En una pequeña tienda de la calle San Antón, en pleno corazón de Pamplona, el sonido de las máquinas de coser cuero convive con conversaciones pausadas, consejos de mantenimiento y un oficio que resiste al paso del tiempo. Allí trabaja Omar Pinzón, colombiano de origen, periodista de profesión y zapatero por vocación adquirida. Su historia no es solo la de un negocio que continúa abierto, sino la de una tradición artesanal que se niega a desaparecer.

Pinzón atiende tras el mostrador de CalzaPerfect, una zapatería con 22 años de historia que estuvo a punto de cerrar cuando su anterior propietario decidió jubilarse. Hoy, un año después del relevo, el local sigue vivo gracias a alguien que nunca imaginó dedicarse profesionalmente al calzado.

“Mi profesión es periodista y locutor”, explica con naturalidad. “Pero la vida te lleva por caminos distintos”. Su trayectoria vital atraviesa tres países. Nació en Colombia, pasó muchos años en Venezuela y, como tantos migrantes, las circunstancias sociopolíticas le empujaron a empezar de nuevo en España. Lleva cinco años en el país y encontró en la reparación de calzado una oportunidad inesperada.

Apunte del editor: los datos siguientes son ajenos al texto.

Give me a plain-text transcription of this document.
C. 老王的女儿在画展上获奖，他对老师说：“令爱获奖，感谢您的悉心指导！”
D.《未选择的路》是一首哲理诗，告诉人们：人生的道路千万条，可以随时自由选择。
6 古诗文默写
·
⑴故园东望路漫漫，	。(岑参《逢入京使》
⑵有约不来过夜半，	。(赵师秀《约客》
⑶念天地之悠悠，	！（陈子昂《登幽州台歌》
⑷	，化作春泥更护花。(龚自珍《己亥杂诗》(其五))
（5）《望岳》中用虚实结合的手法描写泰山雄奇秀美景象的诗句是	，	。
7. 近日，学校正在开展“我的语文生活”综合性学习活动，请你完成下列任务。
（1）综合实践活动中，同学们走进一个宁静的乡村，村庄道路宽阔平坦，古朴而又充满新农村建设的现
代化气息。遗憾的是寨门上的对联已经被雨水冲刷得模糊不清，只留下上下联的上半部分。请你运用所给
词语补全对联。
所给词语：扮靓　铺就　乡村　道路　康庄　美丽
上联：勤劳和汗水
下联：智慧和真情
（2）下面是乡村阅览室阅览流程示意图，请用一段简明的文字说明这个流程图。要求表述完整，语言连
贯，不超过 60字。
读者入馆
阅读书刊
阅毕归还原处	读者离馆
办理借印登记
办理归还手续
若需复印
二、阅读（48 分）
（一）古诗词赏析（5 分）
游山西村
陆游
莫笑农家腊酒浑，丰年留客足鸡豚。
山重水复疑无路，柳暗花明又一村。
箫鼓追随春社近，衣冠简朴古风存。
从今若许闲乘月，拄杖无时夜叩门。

Una herencia familiar ligada al cuero

Aunque su formación académica nada tenía que ver con la zapatería, el contacto con el cuero le viene desde la infancia. “Mi familia siempre ha trabajado con pieles. Desde muy niño tuve esa familiaridad con el material”, recuerda.

Ese conocimiento previo resultó decisivo cuando, ya instalado en Barcelona, aprendió técnicas relacionadas con la reparación y el trabajo artesanal del cuero. Allí descubrió que este oficio podía convertirse en una salida laboral sólida en España, donde cada vez quedan menos profesionales especializados.

“Los zapateros están en vía de extinción”, afirma sin dramatismos. “Queremos mantener ese servicio que la gente todavía necesita”.

La oportunidad llegó cuando el dueño de CalzaPerfect buscaba a alguien que continuara el negocio sin bajarle la persiana definitivamente. Pinzón asumió el reto. No solo heredaba una tienda, también la confianza de un barrio.

El respaldo del vecindario

El balance del primer año es claramente positivo. El nuevo zapatero reconoce que la acogida ha sido mejor de lo esperado.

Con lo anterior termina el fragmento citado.